Caching layers (put a fast layer in front of slow I/O)

When to use

  • You call expensive/remote things (schemas, feature flags, secrets) repeatedly.
  • You can safely reuse results for some time (TTL) or while capacity allows (LRU).
  • You need read-through behavior: on miss → load → cache → return.

Avoid when data must be strictly fresh every time, or keys are unbounded with no eviction.

Diagram (text)

Client ──> SchemaService.get(table)
              │
       cache.get(table) ─ miss ─> loader(table) ─→ cache.put ─→ return
              └─ hit ───────────────→ return cached value

Python example (≤40 lines, type-hinted)

Simple LRU + TTL in-memory cache used by a schema service.

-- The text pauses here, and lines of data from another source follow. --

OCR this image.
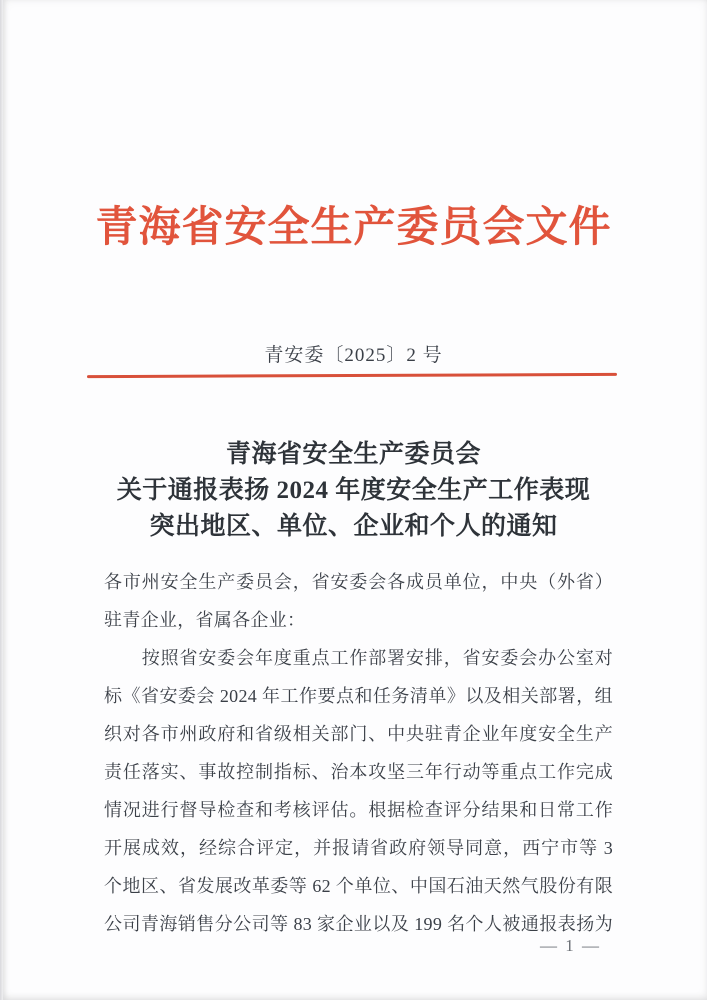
青海省安全生产委员会文件
青安委〔2025〕2 号
青海省安全生产委员会
关于通报表扬 2024 年度安全生产工作表现
突出地区、单位、企业和个人的通知
各市州安全生产委员会，省安委会各成员单位，中央（外省）
驻青企业，省属各企业：
　　按照省安委会年度重点工作部署安排，省安委会办公室对
标《省安委会 2024 年工作要点和任务清单》以及相关部署，组
织对各市州政府和省级相关部门、中央驻青企业年度安全生产
责任落实、事故控制指标、治本攻坚三年行动等重点工作完成
情况进行督导检查和考核评估。根据检查评分结果和日常工作
开展成效，经综合评定，并报请省政府领导同意，西宁市等 3
个地区、省发展改革委等 62 个单位、中国石油天然气股份有限
公司青海销售分公司等 83 家企业以及 199 名个人被通报表扬为
— 1 —
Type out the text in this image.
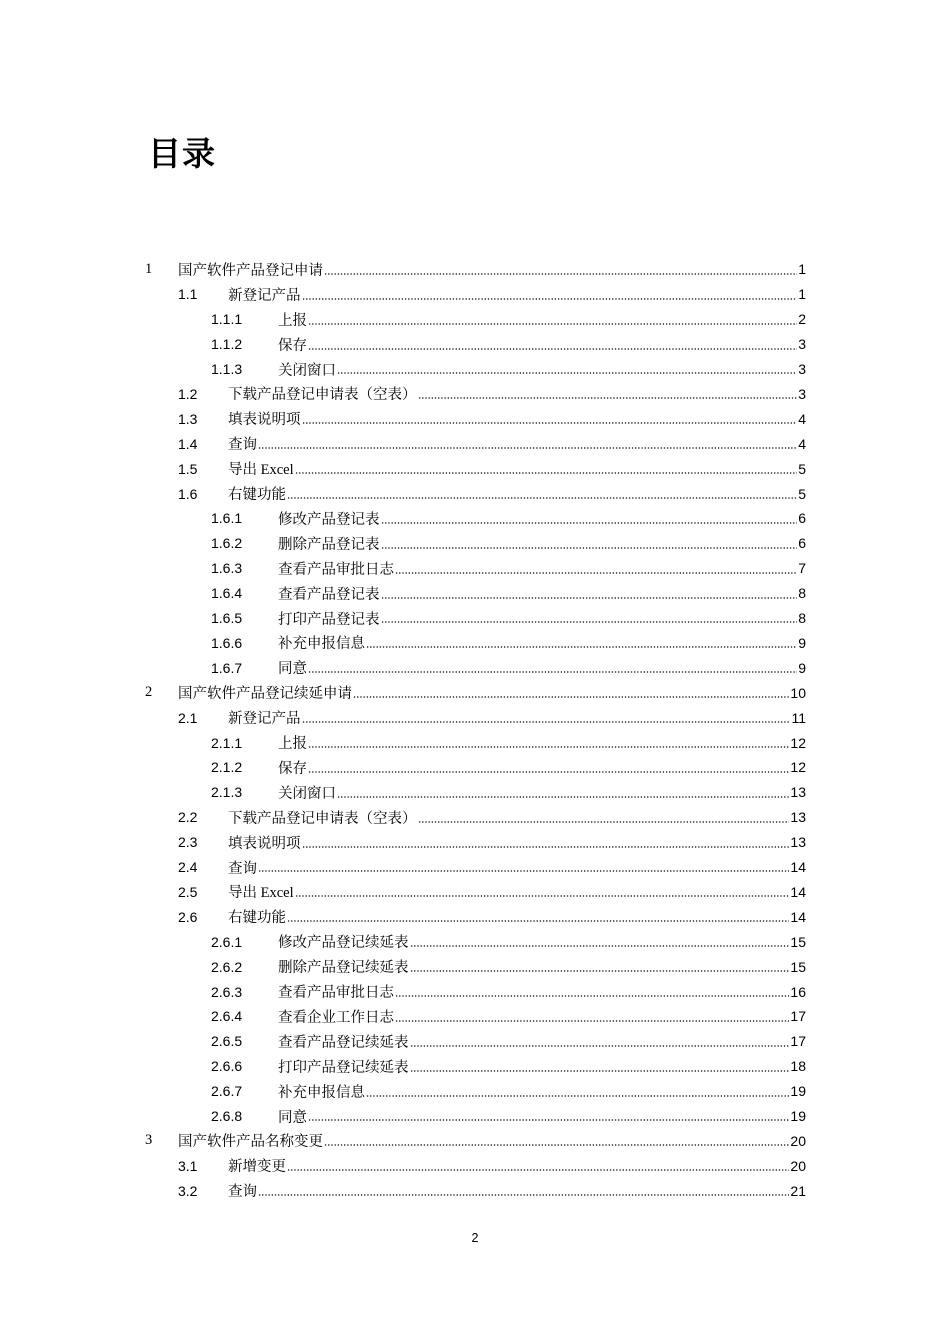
目录
1	国产软件产品登记申请	1
1.1	新登记产品	1
1.1.1	上报	2
1.1.2	保存	3
1.1.3	关闭窗口	3
1.2	下载产品登记申请表（空表）	3
1.3	填表说明项	4
1.4	查询	4
1.5	导出 Excel	5
1.6	右键功能	5
1.6.1	修改产品登记表	6
1.6.2	删除产品登记表	6
1.6.3	查看产品审批日志	7
1.6.4	查看产品登记表	8
1.6.5	打印产品登记表	8
1.6.6	补充申报信息	9
1.6.7	同意	9
2	国产软件产品登记续延申请	10
2.1	新登记产品	11
2.1.1	上报	12
2.1.2	保存	12
2.1.3	关闭窗口	13
2.2	下载产品登记申请表（空表）	13
2.3	填表说明项	13
2.4	查询	14
2.5	导出 Excel	14
2.6	右键功能	14
2.6.1	修改产品登记续延表	15
2.6.2	删除产品登记续延表	15
2.6.3	查看产品审批日志	16
2.6.4	查看企业工作日志	17
2.6.5	查看产品登记续延表	17
2.6.6	打印产品登记续延表	18
2.6.7	补充申报信息	19
2.6.8	同意	19
3	国产软件产品名称变更	20
3.1	新增变更	20
3.2	查询	21
2
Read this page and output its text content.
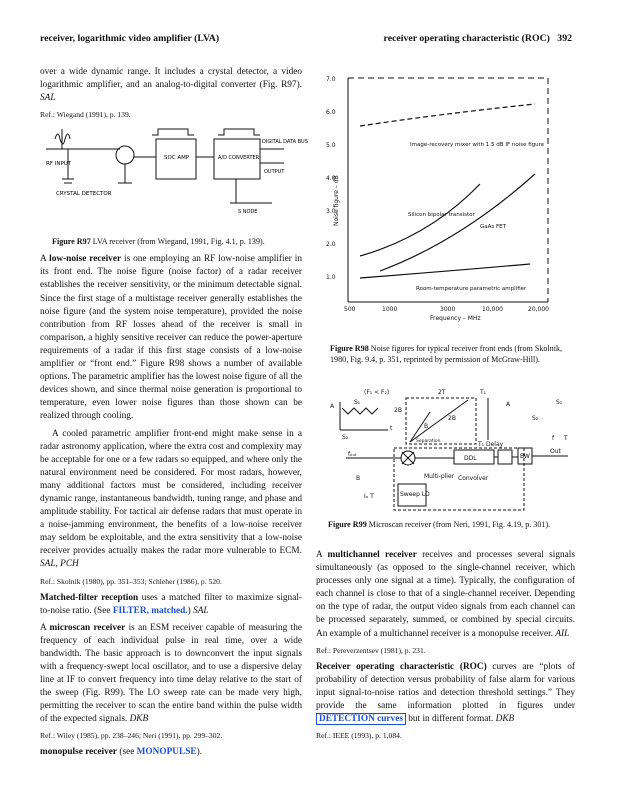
receiver, logarithmic video amplifier (LVA)	receiver operating characteristic (ROC) 392

over a wide dynamic range. It includes a crystal detector, a video logarithmic amplifier, and an analog-to-digital converter (Fig. R97). SAL

Ref.: Wiegand (1991), p. 139.
RF INPUT
SOC AMP	A/D CONVERTER
DIGITAL DATA BUS
OUTPUT
CRYSTAL DETECTOR
S NODE
Figure R97 LVA receiver (from Wiegand, 1991, Fig. 4.1, p. 139).

A low-noise receiver is one employing an RF low-noise amplifier in its front end. The noise figure (noise factor) of a radar receiver establishes the receiver sensitivity, or the minimum detectable signal. Since the first stage of a multistage receiver generally establishes the noise figure (and the system noise temperature), provided the noise contribution from RF losses ahead of the receiver is small in comparison, a highly sensitive receiver can reduce the power-aperture requirements of a radar if this first stage consists of a low-noise amplifier or “front end.” Figure R98 shows a number of available options. The parametric amplifier has the lowest noise figure of all the devices shown, and since thermal noise generation is proportional to temperature, even lower noise figures than those shown can be realized through cooling.

A cooled parametric amplifier front-end might make sense in a radar astronomy application, where the extra cost and complexity may be acceptable for one or a few radars so equipped, and where only the natural environment need be considered. For most radars, however, many additional factors must be considered, including receiver dynamic range, instantaneous bandwidth, tuning range, and phase and amplitude stability. For tactical air defense radars that must operate in a noise-jamming environment, the benefits of a low-noise receiver may seldom be exploitable, and the extra sensitivity that a low-noise receiver provides actually makes the radar more vulnerable to ECM. SAL, PCH

Ref.: Skolnik (1980), pp. 351–353; Schleher (1986), p. 520.

Matched-filter reception uses a matched filter to maximize signal-to-noise ratio. (See FILTER, matched.) SAL

A microscan receiver is an ESM receiver capable of measuring the frequency of each individual pulse in real time, over a wide bandwidth. The basic approach is to downconvert the input signals with a frequency-swept local oscillator, and to use a dispersive delay line at IF to convert frequency into time delay relative to the start of the sweep (Fig. R99). The LO sweep rate can be made very high, permitting the receiver to scan the entire band within the pulse width of the expected signals. DKB

Ref.: Wiley (1985), pp. 238–246; Neri (1991), pp. 299–302.

monopulse receiver (see MONOPULSE).

7.0
6.0
5.0
4.0
3.0
2.0
1.0
500	1000	3000	10,000	20,000
Frequency – MHz
Noise figure – dB
Image-recovery mixer with 1.5 dB IF noise figure
Silicon bipolar transistor
GaAs FET
Room-temperature parametric amplifier
Figure R98 Noise figures for typical receiver front ends (from Skolnik, 1980, Fig. 9.4, p. 351, reprinted by permission of McGraw-Hill).
(F₁ < F₂)
A
S₁
S₂
t
2T
2B
2B
B
T₁
T₁ Delay
A	S₁
S₂
DDL	BW
Out
fₒᵤₜ
B	Multi-plier Convolver
Sweep LO
Iₒ T
Separation	f T
Figure R99 Microscan receiver (from Neri, 1991, Fig. 4.19, p. 301).

A multichannel receiver receives and processes several signals simultaneously (as opposed to the single-channel receiver, which processes only one signal at a time). Typically, the configuration of each channel is close to that of a single-channel receiver. Depending on the type of radar, the output video signals from each channel can be processed separately, summed, or combined by special circuits. An example of a multichannel receiver is a monopulse receiver. AIL

Ref.: Pereverzentsev (1981), p. 231.

Receiver operating characteristic (ROC) curves are “plots of probability of detection versus probability of false alarm for various input signal-to-noise ratios and detection threshold settings.” They provide the same information plotted in figures under DETECTION curves but in different format. DKB

Ref.: IEEE (1993), p. 1,084.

from __future__ import annotations
from dataclasses import dataclass, field
from typing import Callable, TypeVar, Generic, Dict, Tuple
import time
from collections import OrderedDict

T = TypeVar("T")

@dataclass
class LRUTTLCache(Generic[T]):
    capacity: int = 128
    ttl: float | None = 300.0
    _store: "OrderedDict[str, Tuple[float, T]]" = field(default_factory=OrderedDict)
    _now: Callable[[], float] = time.time
    def get(self, key: str) -> T | None:
        if key in self._store:
            ts, val = self._store.pop(key)
            if self.ttl is None or self._now() - ts < self.ttl:
                self._store[key] = (ts, val)  # refresh recency
                return val
        return None
    def put(self, key: str, val: T) -> None:
        if key in self._store: self._store.pop(key)
        elif len(self._store) >= self.capacity: self._store.popitem(last=False)  # evict LRU
        self._store[key] = (self._now(), val)

@dataclass
class SchemaService:
    load: Callable[[str], Dict[str, str]]
    cache: LRUTTLCache[Dict[str, str]]
    def get(self, table: str) -> Dict[str, str]:
        v = self.cache.get(table)
        if v is None:
            v = self.load(table); self.cache.put(table, v)
        return v

Tiny pytest (cements it)

def test_cache_hits_and_ttl_and_lru():
    calls = {"n": 0}
    def loader(t): calls["n"] += 1; return {"table": t, "cols": "a,b"}
    # no expiry
    svc = SchemaService(loader, LRUTTLCache(capacity=2, ttl=None))
    assert svc.get("users")["table"] == "users"
    assert svc.get("users")["table"] == "users"
    assert calls["n"] == 1  # hit

    # TTL expiry
    t = 0.0
    svc2 = SchemaService(loader, LRUTTLCache(capacity=2, ttl=1.0, _now=lambda: t))
    svc2.get("accounts"); t = 2.0
    svc2.get("accounts")
    assert calls["n"] >= 3  # reloaded after TTL

    # LRU eviction
    svc3 = SchemaService(loader, LRUTTLCache(capacity=2, ttl=None))
    svc3.get("a"); svc3.get("b"); svc3.get("a")  # 'b' is LRU now
    svc3.get("c")                                 # evicts 'b'
    svc3.get("b")                                 # miss → reload
    assert calls["n"] >= 5

Trade-offs & pitfalls

  • Pros: Big latency cuts, fewer remote calls, lower cost; drop-in around existing services.
  • Cons: Staleness risk; memory use; eviction tuning needed.
  • Pitfalls:
    • Unbounded keys → memory blow-ups (always set capacity).
    • TTL too long (stale) or too short (thrash).
    • Multi-process apps: each process has its own cache unless you use a shared backend.
    • Cache stampede under high concurrency—protect with single-flight locking.

Pythonic alternatives

  • functools.lru_cache for pure functions (no TTL).
  • cachetools (LRU/TTL/LFU) for robust policies.
  • Redis/Memcached for shared caches across processes/hosts.
  • Decorators (e.g., @cached(ttl=...)) for simple read-through on functions.
  • Proxy pattern when you want caching at the object boundary (same interface).

Mini exercise

Add a get_or_set(key, loader) helper to LRUTTLCache that loads under a simple per-key lock to avoid stampedes (use a dict[str, Lock]). Write a test that fires two threads asking the same key; ensure the loader runs once.

Checks (quick checklist)

  • Clear policy: TTL for freshness, capacity for memory.
  • Read-through: miss → load → store → return.
  • Eviction works (LRU) and is tested.
  • Concurrency story (locks) if used in multithreaded contexts.
  • For multi-process, consider a shared cache (Redis) or accept per-process caches.